İslamofobinin çirkin yüzü bu kez Yeni Zelanda’da
Dünya yeni güne, Yeni Zelanda'da bulunan iki camiye Cuma namazı sırasında gerçekleşen silahlı terör saldırısı ile başladı. 49 kişinin öldüğü, 20'si ağır 48 kişinin yaralandığı kaydedilen İslamofobik saldırıda, camiye giren terörist, önüne çıkan herkese acımasızca kurşun yağdırdı. Bu katliamı internet üzerinden canlı yayınlayan saldırganın paylaştığı 70 sayfalık manifestoda, Müslümanlara ve Türklere yönelik düşmanca sözler dikkat çekti. Peki, dünyada Müslümanlara yönelik İslamofobik saldırılar neden artıyor? Rakamlar İslamofobi hakkında ne söylüyor?
Giriş Tarihi: 15.03.2019
14:06
Güncelleme Tarihi: 15.03.2019
15:15
RAKAMLAR İSLAMOFOBİ HAKKINDA NE SÖYLÜYOR?

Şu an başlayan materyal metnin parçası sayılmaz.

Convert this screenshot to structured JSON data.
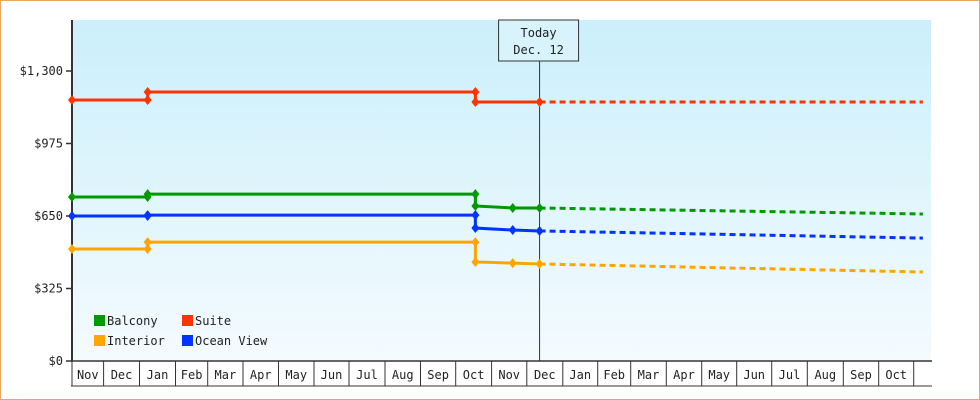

Avusturya Müslümanlar için Dokümantasyon ve Danışmanlık Merkezince hazırlanan ve geçtiğimiz yıl açıklanan rapora göre, ülkede İslamofobik saldırılar önemli ölçüde arttı.
2016 yılında Müslümanlara yönelik 253 saldırı kayıt altına alınırken, bu sayı 2017'de 309'a yükseldi. Müslümanlara yönelik saldırıların, bir önceki yıl olduğu gibi yüzde 98'inde kadınlar hedef alınıyor. Saldırıların yüzde 49'u açık alanlar ve toplu taşıma gibi yarı kapalı mekânlarda gerçekleştiriliyor.
NEFRET SÖYLEMLERİ İÇEREN İFADELER
Müslümanlara yönelik saldırıların yüzde 30'u nefret söylemi, yüzde 28'i de sözlü olarak yapıldı. Saldırıların yüzde 19'u İslam ve Müslümanlara yönelik ırkçı ifadeleri içeren duvar yazılarını kapsıyor.
Avusturya'da doğup büyümüş Müslümanlar, bu toplumun bir parçası olarak görülmüyor. Özellikle sözlü ve yazılı saldırılarda, "Terörist" , "Bedevi" , "İslamcı pislik geldiğiniz yere dönün" , "Müslümanlar dışarı" gibi ifadeler kullanılıyor.
RAMAZAN’DA İSLAM DÜŞMANLIĞI DAHA FAZLA
Raporda, saldırıların yüzde 19'unun İslam ve Müslümanlara yönelik ırkçı ifadeleri içeren duvar yazılarını kapsadığına işaret edilirken, bir önceki yıl yüzde 7 olan İslamofobik yazıların 2017 yılında ciddi oranda arttığı vurgulanmıştı.
Özellikle Ramazan ayına denk gelen Mayıs ve Haziran aylarında Müslümanlara ait cami ve benzeri kurumların duvarlarına İslam karşıtı ifadelerin yazıldığı belirtilmişti.
İnternet gibi sanal ortamlar başta olmak üzere, açık alanlar ve yarı kapalı mekânlarda İslam ve Müslümanlara yönelik ırkçı saldırılardaki artışa dikkat çekilmişti. Saldırıların yüzde 81 ile büyük bir çoğunluğunun bu iki alanda yaşandığı; internet, açık ve yarı kapalı ortamlarda saldırganların kimliklerini saklayabilmelerinin önemli bir rol oynadığının altı çizilmişti.
AVRUPA’DA MÜSLÜMAN AYRIMCILIĞININ BOYUTU
Avrupa Birliği tarafından yayınlanan bir araştırmada, Avrupa'daki Müslümanların yüzde 76'sının yaşadıkları ülkelere güçlü bir şekilde bağlı oldukları ancak Avrupa'daki Müslümanların yüzde 31'lik bir kesiminin iş başvurularında ayrımcılığa uğradıklarını ortaya koyuyor.
Aynı araştırmada, Avrupa'daki Müslümanların sadece yüzde 12'sinin yaşadıkları ayrımcılığı, ilgili makamlara bildirdikleri belirtiliyor.
Dolayısıyla, Avrupa'da Müslümanların karşı karşıya kaldıkları ayrımcılığın boyutunun, İslamofobi ve Avrupa'da Müslümanlara karşı işlenen nefret suçlarını inceleyen herhangi bir raporda yer alan rakamlardan çok daha fazla olduğu tahmin ediliyor.
Avrupa'daki İslamofobi ile ilgili mevcut verilerin ve istatistiklerin buzdağının sadece görünen kısmını ortaya koyduğunu ifade etmek mümkün.